苦澀在齒縫間化開,轉而又被清爽的果味碳酸掩蓋,她咬了下口水,很奇怪的感覺。
一眼沒看住,在意識到好友用什麼吃了藥後宋一茉發出尖銳爆鳴聲:「我的大小姐,你怎麼拿可樂來吃藥?」
罐壁滲出的水漬浸在指腹,那點涼意蔓延,時瑜笑她大驚小怪:「醫生守則里好像也沒有說不能用可樂吃藥。」
「沒事啦,我都吃好幾年了。」
她平常總是想不起來吃藥,想起來的時候,一般身前看見什麼就用什麼。
宋一茉「哎呦」一聲從那雙嫩得藕段似的手裡奪過藥盒,起身就去燒水。
宋一茉不喜歡喝熱水,反倒存儲了一冰箱的可樂和酒,她翻箱倒櫃了半天才找到閒置的水壺,時瑜想去幫忙,又被好友驅趕回了客廳坐著。
水壺通電後響起一種歲月沉澱侵蝕下,老式電風扇一樣飽經風霜又尖銳乾澀的嗡聲,但好在還算順利。
時瑜接過好友的水杯,在她的監督下老實吃了藥。
與此同時,人聲喧囂的會所內,剛走到安靜些的走廊接聽妹妹電話的時嶼安,想問晚上怎麼沒看見她人,那頭轉而掛斷了。

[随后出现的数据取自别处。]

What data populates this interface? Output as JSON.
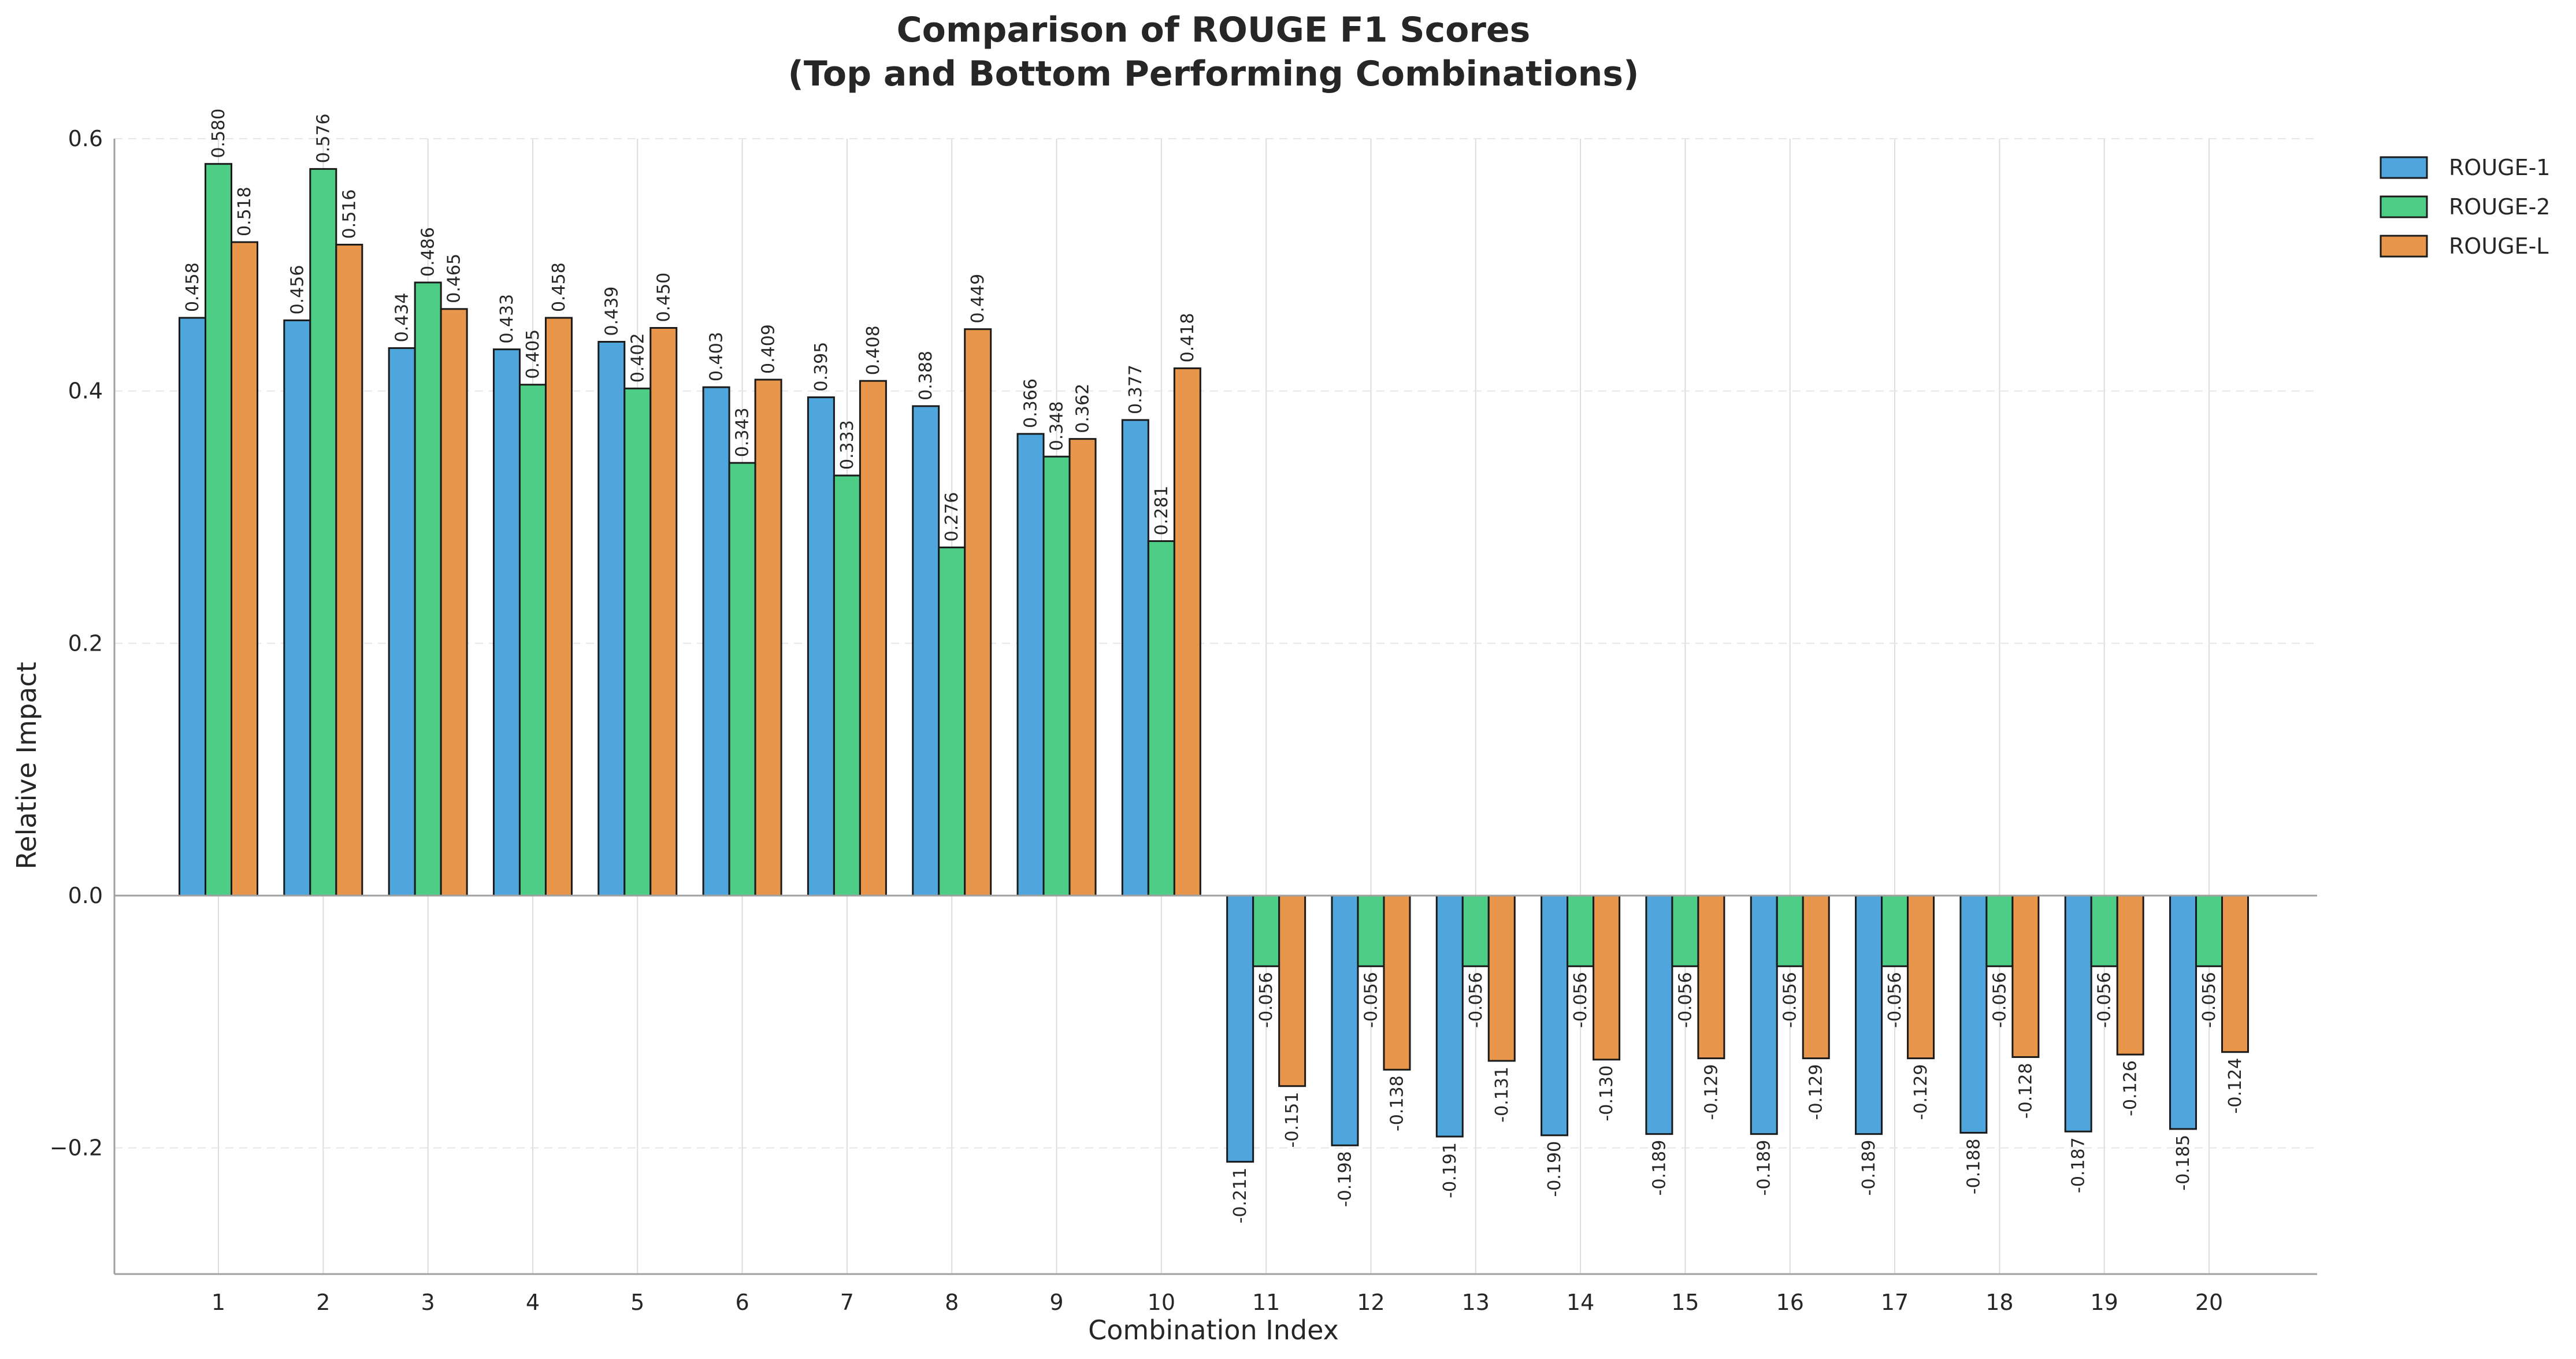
{
  "chart_data": {
    "type": "bar",
    "title": "Comparison of ROUGE F1 Scores",
    "subtitle": "(Top and Bottom Performing Combinations)",
    "xlabel": "Combination Index",
    "ylabel": "Relative Impact",
    "categories": [
      "1",
      "2",
      "3",
      "4",
      "5",
      "6",
      "7",
      "8",
      "9",
      "10",
      "11",
      "12",
      "13",
      "14",
      "15",
      "16",
      "17",
      "18",
      "19",
      "20"
    ],
    "ylim": [
      -0.3,
      0.6
    ],
    "yticks": [
      -0.2,
      0.0,
      0.2,
      0.4,
      0.6
    ],
    "ytick_labels": [
      "−0.2",
      "0.0",
      "0.2",
      "0.4",
      "0.6"
    ],
    "grid": true,
    "legend_position": "top-right, outside plot",
    "series": [
      {
        "name": "ROUGE-1",
        "color": "#4ea6dc",
        "values": [
          0.458,
          0.456,
          0.434,
          0.433,
          0.439,
          0.403,
          0.395,
          0.388,
          0.366,
          0.377,
          -0.211,
          -0.198,
          -0.191,
          -0.19,
          -0.189,
          -0.189,
          -0.189,
          -0.188,
          -0.187,
          -0.185
        ],
        "labels": [
          "0.458",
          "0.456",
          "0.434",
          "0.433",
          "0.439",
          "0.403",
          "0.395",
          "0.388",
          "0.366",
          "0.377",
          "-0.211",
          "-0.198",
          "-0.191",
          "-0.190",
          "-0.189",
          "-0.189",
          "-0.189",
          "-0.188",
          "-0.187",
          "-0.185"
        ]
      },
      {
        "name": "ROUGE-2",
        "color": "#4dcd85",
        "values": [
          0.58,
          0.576,
          0.486,
          0.405,
          0.402,
          0.343,
          0.333,
          0.276,
          0.348,
          0.281,
          -0.056,
          -0.056,
          -0.056,
          -0.056,
          -0.056,
          -0.056,
          -0.056,
          -0.056,
          -0.056,
          -0.056
        ],
        "labels": [
          "0.580",
          "0.576",
          "0.486",
          "0.405",
          "0.402",
          "0.343",
          "0.333",
          "0.276",
          "0.348",
          "0.281",
          "-0.056",
          "-0.056",
          "-0.056",
          "-0.056",
          "-0.056",
          "-0.056",
          "-0.056",
          "-0.056",
          "-0.056",
          "-0.056"
        ]
      },
      {
        "name": "ROUGE-L",
        "color": "#e8964b",
        "values": [
          0.518,
          0.516,
          0.465,
          0.458,
          0.45,
          0.409,
          0.408,
          0.449,
          0.362,
          0.418,
          -0.151,
          -0.138,
          -0.131,
          -0.13,
          -0.129,
          -0.129,
          -0.129,
          -0.128,
          -0.126,
          -0.124
        ],
        "labels": [
          "0.518",
          "0.516",
          "0.465",
          "0.458",
          "0.450",
          "0.409",
          "0.408",
          "0.449",
          "0.362",
          "0.418",
          "-0.151",
          "-0.138",
          "-0.131",
          "-0.130",
          "-0.129",
          "-0.129",
          "-0.129",
          "-0.128",
          "-0.126",
          "-0.124"
        ]
      }
    ]
  }
}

他舉著手機還沒反應過來,眸光一晃,又看見了樓梯另一頭,從吸菸區回來的許懷洲。
第7章
哥(男主版)她說她過得好,可是她瘦……
時嶼安沒料到許懷洲會來,他對許懷洲的感情有些複雜。
第一次聽見許懷洲的名字,時嶼安參加了朋友的生日Party,忘了是哪家的小姐,端著酒杯一臉嬌羞的過來打聽他。
當時他在小陽台曲著腿閒散地倚在欄杆上抽菸。
「許懷洲?」
青年逆著屋內燈光,眸底壓著幾分漫不經心,跟沒聽見似的,但還是很給面兒的想了會,他挑了下眉尾:「不認識。」
那小姐滿眼失落,仍不死心:「時少,你們一個學校的呢,您真不認識?您在想想?」
煙霧繞著那青年修長骨感的指尖纏繞往上,忽明忽滅。
聞言,他偏頭,薄唇扯了抹笑,一雙多情又溫柔的眼隨著他的動作睨過來,滿目的輕佻,嗓音卻很涼,像此時寂寥的月色:「怎麼?我非認識不可麼。」
時嶼安年輕那會最是一個冷淡又惡劣的少爺脾氣,可偏偏人是時家少爺,不爽也只能憋著,給一百個膽子都不敢隨便招惹他。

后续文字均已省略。